Nickel alloys and nickel-containing stainless steels are essential materials in a wide spectrum of medical instruments and devices. These range from innovative surgical tools and techniques to a variety of devices used to manage chronic conditions. Nickel alloys and stainless steels are employed in a range of implantable medical devices, ranging from orthopaedic applications such as joint replacements to stents used in angioplasty.

Nickel-containing stainless steel is also widely used in manufacturing medical devices, pharmaceuticals and vaccines, where the highest standards of hygiene and sterility are essential. These materials are equally vital in hospitals and medical centres, where they help maintain the optimal hygiene levels required to prevent the spread of harmful organisms.

These desirable properties of nickel alloys and nickel-containing stainless steels are ideally matched to the current needs of the medical sector and medical device developers.

Surgical materials, tools and equipment must be easy to sterilise and must not pose a threat to human health. The properties of nickel-containing stainless steels bring this feature to the healthcare sector, through:

  • Ease of cleaning

  • Excellent corrosion resistance to aggressive disinfecting chemicals

  • Autoclavable

  • Biocompatibility

  • Excellent formability

  • Ease of welding

  • Excellent surface finish on medical tools

  • Non-magnetic with no interference with sensitive electronics

  • Ability to withstand cryogenic temperatures

  • Minimal moisture absorption and high surface cleanliness.

Innovative nickel-containing specialty stainless steels are essential in creating the complex precision instruments needed for minimally invasive surgeries. Increasingly, they are in demand for the high-tech components needed for advanced robotic surgery.
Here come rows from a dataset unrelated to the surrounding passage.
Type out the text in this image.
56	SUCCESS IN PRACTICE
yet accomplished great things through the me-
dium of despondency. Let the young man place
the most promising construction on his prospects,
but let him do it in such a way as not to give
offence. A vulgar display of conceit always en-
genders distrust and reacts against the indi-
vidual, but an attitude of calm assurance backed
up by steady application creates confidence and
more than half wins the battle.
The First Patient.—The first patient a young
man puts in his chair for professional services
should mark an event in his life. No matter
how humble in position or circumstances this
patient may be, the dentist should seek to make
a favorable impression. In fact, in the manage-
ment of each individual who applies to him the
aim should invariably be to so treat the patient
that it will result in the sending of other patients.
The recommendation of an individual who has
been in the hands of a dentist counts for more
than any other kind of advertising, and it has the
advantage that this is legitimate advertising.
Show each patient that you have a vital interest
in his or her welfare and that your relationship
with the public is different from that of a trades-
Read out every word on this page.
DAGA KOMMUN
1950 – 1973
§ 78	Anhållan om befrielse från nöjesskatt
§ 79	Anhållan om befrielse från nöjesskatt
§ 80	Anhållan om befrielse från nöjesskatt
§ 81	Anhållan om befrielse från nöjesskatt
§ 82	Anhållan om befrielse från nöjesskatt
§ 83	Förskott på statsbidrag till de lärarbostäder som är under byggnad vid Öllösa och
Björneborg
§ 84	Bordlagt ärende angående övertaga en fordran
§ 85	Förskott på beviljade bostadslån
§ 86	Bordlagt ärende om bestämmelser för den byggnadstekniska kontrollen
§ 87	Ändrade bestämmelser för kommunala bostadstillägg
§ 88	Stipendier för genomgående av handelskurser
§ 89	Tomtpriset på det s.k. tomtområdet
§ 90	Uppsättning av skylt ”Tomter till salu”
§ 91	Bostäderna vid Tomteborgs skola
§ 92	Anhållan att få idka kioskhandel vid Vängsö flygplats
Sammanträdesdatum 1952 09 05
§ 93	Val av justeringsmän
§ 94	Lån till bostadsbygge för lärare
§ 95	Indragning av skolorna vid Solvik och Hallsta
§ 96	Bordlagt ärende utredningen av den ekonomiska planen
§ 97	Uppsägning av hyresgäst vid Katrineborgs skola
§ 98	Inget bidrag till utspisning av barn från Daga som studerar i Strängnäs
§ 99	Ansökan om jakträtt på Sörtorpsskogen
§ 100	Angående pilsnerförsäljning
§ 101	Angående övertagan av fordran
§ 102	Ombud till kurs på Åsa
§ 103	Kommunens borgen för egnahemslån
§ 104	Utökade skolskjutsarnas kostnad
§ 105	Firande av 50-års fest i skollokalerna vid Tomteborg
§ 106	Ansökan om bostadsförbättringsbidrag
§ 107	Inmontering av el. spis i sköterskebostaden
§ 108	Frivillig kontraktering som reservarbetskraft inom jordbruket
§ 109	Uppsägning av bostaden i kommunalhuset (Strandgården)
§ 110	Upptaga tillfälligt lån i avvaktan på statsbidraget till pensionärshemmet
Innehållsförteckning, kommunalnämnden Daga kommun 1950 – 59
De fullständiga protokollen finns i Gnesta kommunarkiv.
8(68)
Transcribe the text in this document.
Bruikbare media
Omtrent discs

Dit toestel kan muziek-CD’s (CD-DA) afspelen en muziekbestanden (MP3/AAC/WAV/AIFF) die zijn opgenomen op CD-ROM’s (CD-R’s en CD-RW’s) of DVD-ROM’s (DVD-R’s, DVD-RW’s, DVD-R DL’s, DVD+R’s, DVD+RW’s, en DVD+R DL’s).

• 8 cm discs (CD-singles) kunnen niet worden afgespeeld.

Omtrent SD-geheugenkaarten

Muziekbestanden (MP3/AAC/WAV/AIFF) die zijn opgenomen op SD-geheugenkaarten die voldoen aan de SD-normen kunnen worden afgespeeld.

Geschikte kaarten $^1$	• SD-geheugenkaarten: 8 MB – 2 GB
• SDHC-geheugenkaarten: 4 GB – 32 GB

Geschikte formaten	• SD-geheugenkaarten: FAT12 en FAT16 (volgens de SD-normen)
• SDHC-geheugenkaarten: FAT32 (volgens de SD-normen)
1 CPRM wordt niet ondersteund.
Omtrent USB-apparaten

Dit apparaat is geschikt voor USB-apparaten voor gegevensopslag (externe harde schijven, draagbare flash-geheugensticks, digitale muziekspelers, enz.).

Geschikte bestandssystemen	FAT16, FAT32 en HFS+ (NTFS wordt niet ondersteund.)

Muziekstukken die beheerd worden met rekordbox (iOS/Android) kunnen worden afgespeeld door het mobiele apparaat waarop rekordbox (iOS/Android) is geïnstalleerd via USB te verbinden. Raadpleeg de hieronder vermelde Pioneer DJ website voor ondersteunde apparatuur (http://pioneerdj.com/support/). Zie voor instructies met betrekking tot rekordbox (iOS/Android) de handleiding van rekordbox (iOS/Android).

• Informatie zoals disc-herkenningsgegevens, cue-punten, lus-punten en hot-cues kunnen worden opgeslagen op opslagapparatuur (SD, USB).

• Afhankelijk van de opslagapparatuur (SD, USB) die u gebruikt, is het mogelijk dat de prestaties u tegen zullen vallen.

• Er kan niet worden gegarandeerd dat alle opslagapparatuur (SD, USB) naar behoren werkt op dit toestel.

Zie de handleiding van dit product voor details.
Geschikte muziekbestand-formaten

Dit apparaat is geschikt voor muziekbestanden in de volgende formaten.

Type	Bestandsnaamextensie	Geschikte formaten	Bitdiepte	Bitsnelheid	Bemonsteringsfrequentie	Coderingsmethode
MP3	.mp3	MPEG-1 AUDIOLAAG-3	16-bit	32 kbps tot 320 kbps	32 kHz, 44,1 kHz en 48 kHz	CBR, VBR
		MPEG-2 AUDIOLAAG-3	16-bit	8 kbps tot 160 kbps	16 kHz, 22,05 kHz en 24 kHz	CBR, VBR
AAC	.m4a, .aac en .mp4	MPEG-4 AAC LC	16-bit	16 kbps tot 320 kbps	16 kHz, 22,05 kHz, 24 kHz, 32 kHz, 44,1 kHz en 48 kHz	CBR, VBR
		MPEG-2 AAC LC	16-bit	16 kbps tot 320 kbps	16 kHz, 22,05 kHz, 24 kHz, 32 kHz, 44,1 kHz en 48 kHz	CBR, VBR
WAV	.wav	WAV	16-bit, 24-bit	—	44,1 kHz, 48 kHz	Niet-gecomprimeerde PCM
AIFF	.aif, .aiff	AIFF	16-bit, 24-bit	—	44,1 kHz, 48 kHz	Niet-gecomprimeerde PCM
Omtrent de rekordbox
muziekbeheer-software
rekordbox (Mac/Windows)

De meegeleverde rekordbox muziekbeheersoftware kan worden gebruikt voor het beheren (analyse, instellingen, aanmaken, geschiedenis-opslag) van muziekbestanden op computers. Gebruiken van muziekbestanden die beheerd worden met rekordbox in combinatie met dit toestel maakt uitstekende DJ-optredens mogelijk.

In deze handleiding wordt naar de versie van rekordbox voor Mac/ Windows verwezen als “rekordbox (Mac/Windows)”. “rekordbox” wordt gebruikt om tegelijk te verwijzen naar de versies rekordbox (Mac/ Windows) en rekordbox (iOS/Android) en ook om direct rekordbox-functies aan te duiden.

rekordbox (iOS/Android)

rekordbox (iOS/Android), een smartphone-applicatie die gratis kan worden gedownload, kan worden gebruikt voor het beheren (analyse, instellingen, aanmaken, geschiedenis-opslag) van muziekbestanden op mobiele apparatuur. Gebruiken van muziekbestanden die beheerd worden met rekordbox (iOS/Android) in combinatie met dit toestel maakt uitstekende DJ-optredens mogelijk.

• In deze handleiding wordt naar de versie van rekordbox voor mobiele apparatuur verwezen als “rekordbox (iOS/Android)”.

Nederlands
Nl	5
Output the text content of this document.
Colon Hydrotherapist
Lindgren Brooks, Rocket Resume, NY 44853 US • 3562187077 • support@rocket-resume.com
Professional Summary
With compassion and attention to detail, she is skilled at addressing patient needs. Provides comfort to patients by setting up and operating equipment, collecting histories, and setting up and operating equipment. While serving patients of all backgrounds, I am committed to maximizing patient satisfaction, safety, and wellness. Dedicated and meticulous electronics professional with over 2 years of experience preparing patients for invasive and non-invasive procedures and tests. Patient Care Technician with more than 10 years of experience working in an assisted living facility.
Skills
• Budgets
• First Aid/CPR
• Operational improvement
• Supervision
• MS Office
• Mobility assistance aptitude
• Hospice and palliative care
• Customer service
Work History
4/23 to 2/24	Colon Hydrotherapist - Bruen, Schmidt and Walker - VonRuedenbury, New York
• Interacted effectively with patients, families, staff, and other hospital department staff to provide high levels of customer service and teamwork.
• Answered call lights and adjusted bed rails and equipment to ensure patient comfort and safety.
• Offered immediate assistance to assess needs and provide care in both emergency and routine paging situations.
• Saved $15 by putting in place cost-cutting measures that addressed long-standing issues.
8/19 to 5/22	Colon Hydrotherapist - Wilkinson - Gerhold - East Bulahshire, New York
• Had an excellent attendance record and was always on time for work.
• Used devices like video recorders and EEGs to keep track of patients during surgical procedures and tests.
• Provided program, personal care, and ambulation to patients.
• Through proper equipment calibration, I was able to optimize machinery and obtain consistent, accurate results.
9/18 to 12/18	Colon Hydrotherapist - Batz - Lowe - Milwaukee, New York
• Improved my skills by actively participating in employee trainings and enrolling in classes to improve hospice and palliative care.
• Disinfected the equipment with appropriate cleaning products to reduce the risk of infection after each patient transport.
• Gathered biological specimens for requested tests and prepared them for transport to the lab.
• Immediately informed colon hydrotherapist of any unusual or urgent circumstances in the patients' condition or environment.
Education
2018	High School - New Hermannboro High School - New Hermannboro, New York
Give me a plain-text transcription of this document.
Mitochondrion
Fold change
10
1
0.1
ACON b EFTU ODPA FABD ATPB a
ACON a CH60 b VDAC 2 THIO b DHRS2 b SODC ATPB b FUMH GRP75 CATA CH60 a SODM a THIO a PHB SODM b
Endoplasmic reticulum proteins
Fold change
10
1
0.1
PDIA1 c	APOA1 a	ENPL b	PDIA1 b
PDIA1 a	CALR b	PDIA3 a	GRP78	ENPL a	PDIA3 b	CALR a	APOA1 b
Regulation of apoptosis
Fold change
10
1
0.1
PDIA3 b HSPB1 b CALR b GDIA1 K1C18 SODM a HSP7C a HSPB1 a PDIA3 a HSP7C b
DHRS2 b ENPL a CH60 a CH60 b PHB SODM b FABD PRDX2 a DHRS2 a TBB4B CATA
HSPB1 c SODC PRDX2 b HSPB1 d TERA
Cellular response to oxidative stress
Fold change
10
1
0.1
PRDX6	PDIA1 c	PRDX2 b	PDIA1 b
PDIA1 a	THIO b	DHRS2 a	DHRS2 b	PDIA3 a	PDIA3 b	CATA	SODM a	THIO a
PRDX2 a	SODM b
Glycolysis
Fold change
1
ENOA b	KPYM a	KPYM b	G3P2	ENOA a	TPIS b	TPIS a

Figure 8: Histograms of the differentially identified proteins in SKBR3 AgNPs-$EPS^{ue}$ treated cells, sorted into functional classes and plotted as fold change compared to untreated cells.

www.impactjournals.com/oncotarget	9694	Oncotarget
Designing these instruments has only been possible because of specialty stainless steel grades, specifically developed to meet the demands created by their intended environment.

Implantable medical devices, such as stents or pacemakers – are designed to replace or support normal biological functions – have driven many advances in modern health. As the devices are used internally, it is essential they are non-toxic and biocompatible. This is why implantable medical devices rely on a range of nickel-containing stainless steels and nickel alloys, to provide the safety and reliability they need.

Nickel alloys have a long history of use in implants and have made important contributions to the quality of life of millions of people

For example, orthopedic implants such as knee, hip and other joint replacements, and the associated screws, plates and wires, are typically made from stainless steels.
Nickel also delivers other valuable properties with vital clinical applications. For example, Nitinol (nickel-titanium) shape-memory alloys offer a combination of properties that make them ideal for self-expanding stents used to treat vascular conditions.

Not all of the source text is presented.